Nach ständiger hg. Judikatur ist es in einem Verfahren über den Nachlass von Gerichtsgebühren (ebenso wie in einem Verfahren betreffend Abgabennachsicht gemäß § 236 BAO) Sache des Antragstellers, einwandfrei und unter Ausschluss jeglichen Zweifels das Vorliegen aller jener Umstände darzutun, auf die der Nachlass gestützt werden kann. Im Nachsichtverfahren trifft den Antragsteller somit eine erhöhte Mitwirkungspflicht (vgl. das hg. Erkenntnis vom 30. Juni 2005, Zl. 2004/16/0276, mwN). Zu den für eine verlässliche Beurteilung der Frage des allfälligen Vorliegens der vom § 9 Abs. 1 und Abs. 2 GEG geforderten besonderen Härte unerlässlichen Umständen gehört naturgemäß die Frage, ob der Nachlasswerber über Vermögen verfügt und gegebenenfalls in welchem Ausmaß bzw. in welcher Art (vgl. das hg. Erkenntnis vom 18. Oktober 2005, Zl. 2003/16/0486, mwN).
Der Beschwerdeführer behauptet das Vorliegen besonderer Härte und begründet dies damit, dass durch die Einbringung des aushaftenden Betrages der notwendige Unterhalt für ihn und seine Familie gefährdet sei. Dem ist entgegenzuhalten, dass für die Gewährung eines Nachlasses vorausgesetzt wird, dass sowohl die Entrichtung zu einem späteren Zeitpunkt als auch die Entrichtung in - allenfalls sehr kleinen - Monatsraten noch immer eine besondere Härte darstellen müsste, sodass nur mehr die endgültige Erlassung die Härte beseitigen könne. Wirtschaftliche Schwierigkeiten vorübergehender Natur rechtfertigen zwar eine Stundung (Ratengewährung), aber keinen Nachlass (vgl. das hg. Erkenntnis vom 28. März 1996, Zl. 96/16/0020, mwN).

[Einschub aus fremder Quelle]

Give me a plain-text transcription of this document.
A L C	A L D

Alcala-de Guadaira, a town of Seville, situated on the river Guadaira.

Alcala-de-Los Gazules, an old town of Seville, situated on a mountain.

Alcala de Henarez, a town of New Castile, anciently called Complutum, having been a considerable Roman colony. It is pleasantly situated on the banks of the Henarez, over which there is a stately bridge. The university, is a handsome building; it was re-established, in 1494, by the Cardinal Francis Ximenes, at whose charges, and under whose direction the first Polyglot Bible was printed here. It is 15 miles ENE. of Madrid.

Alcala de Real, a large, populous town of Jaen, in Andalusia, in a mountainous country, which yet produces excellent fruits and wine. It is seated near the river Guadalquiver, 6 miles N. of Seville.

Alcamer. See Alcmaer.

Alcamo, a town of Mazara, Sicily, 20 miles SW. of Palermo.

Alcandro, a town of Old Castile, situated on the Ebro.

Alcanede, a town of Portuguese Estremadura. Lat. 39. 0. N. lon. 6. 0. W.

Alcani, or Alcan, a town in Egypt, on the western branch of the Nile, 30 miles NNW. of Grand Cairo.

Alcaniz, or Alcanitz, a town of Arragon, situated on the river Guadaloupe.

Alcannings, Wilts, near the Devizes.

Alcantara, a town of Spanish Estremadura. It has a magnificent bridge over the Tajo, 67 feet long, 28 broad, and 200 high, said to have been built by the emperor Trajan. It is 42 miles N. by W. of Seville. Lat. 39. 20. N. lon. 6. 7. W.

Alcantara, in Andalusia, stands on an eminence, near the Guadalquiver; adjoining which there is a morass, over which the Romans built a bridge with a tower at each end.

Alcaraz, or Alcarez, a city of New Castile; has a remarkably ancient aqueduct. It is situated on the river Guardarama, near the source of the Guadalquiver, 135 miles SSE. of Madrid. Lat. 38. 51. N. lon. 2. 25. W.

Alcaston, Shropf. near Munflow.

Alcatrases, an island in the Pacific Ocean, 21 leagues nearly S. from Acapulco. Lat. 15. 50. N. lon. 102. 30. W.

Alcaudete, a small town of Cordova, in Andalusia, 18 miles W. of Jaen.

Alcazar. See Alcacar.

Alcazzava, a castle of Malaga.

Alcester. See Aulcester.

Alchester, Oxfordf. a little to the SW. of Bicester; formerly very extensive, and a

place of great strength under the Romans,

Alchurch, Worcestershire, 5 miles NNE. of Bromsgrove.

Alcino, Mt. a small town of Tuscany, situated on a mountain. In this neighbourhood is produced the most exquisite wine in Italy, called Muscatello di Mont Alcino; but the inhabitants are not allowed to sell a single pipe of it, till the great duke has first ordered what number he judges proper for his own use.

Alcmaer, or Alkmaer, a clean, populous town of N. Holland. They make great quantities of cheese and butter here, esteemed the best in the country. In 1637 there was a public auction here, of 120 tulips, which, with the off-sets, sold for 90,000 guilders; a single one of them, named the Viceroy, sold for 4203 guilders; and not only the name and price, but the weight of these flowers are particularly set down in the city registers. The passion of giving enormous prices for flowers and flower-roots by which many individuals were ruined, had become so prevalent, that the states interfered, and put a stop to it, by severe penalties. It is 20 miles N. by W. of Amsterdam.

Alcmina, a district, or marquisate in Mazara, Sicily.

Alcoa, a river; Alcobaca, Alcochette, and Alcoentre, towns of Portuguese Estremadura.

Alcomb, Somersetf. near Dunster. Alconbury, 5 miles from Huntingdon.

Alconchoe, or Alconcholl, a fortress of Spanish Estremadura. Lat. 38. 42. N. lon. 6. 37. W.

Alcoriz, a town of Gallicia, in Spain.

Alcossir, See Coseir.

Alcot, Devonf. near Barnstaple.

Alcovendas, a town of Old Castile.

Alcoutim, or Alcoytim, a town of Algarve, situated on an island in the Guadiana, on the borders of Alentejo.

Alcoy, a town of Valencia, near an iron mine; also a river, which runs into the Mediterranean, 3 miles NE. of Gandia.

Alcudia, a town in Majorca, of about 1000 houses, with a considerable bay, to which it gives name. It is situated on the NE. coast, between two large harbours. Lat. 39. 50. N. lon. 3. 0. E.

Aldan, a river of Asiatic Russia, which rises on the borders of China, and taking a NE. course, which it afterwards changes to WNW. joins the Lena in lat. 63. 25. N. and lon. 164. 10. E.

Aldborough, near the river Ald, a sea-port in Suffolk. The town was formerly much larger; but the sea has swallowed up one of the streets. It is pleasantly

Der Beschwerdeführer hat im Rahmen des im Verwaltungsverfahren abgegebenen Vermögensbekenntnisses selbst angegeben, dass die monatlichen Zahlungen für die Ausbildung des Sohnes in Höhe von EUR 500 ab Juli 2004 und jene an die Allgemeine Sparkasse in Höhe von EUR 5.096,-- mit 31. Oktober 2005 entfallen würden. Der von ihm vorgelegten Schulbestätigung betreffend seine Tochter Johanna ist auch zu entnehmen, dass deren Ausbildung voraussichtlich am 31. August 2005 enden werde. Damit würden aber spätestens ab einschließlich November 2005 die von ihm dargestellten monatlichen Belastungen zum weitaus überwiegenden Teil wegfallen.
Wenn der Beschwerdeführer weiters vorbringt, "dass ihm aufgrund seines hohen Alters nur mehr ein begrenzter Zeitraum bis zur Pension verbleibt und dass sich danach die Vermögenssituation des Beschwerdeführers nochmals drastisch verschlechtern" werde, so ist ihm entgegenzuhalten, dass bei rund 57 Lebensjahren von einem "hohen Alter" noch nicht gesprochen werden kann. Aus welchen Gründen es ihm nicht möglich sein sollte, bis zum Antritt seiner Pension - allenfalls unter Verwendung von Abfertigungszahlungen seines Arbeitgebers aus Anlass seiner Pensionierung - eine finanzielle Konsolidierung zu erreichen, ist dem Vorbringen des Beschwerdeführers nicht zu entnehmen. Das Nachsichtsansuchen bzw. die damit in Zusammenhang gemachten Angaben im Vermögensbekenntnis enthielten auch keine konkreten Angaben darüber, dass die begehrte Nachsicht zur Abwendung einer drohenden Insolvenz erforderlich gewesen sei. Das Vorbringen, wonach durch - mit Ausnahme des Finanzamtes Freistadt - nicht näher genannte Gläubiger Nachlässe in nicht näher genannter Höhe gewährt worden seien, ist noch nicht geeignet, darzulegen, dass ohne den begehrten Nachlass der noch ausstehenden Gerichtsgebühren über das Vermögen des Beschwerdeführers der Konkurs hätte eröffnet werden müssen. Auch aus den vom Beschwerdeführer im Rahmen des Nachlassansuchens gemachten Angaben bzw. vorgelegten Bescheinigungsmitteln musste die belangte Behörde noch nicht auf die nun im Verfahren vor dem Verwaltungsgerichtshof erstmals ins Treffen geführte Überschuldung und die daraus resultierende Kreditunwürdigkeit des Beschwerdeführers schließen, zumal der Beschwerdeführer es im Vermögensbekenntnis unterlassen hat, die Höhe seiner Verbindlichkeiten zusammengefasst und konkret darzustellen. Bei der vom Beschwerdeführer ins Treffen geführten Belastung der Liegenschaften handelt es sich im Übrigen nach den im Verwaltungsakt einliegenden Grundbuchsauszügen überwiegend um Höchstbetragshypotheken. Bei diesen lässt sich aus dem Grundbuchsstand nicht ersehen, ob und wieweit die Maximalhypothek tatsächlich "ausgenützt" ist (vgl Koziol/Welser, Bürgerliches Recht13 I, 395).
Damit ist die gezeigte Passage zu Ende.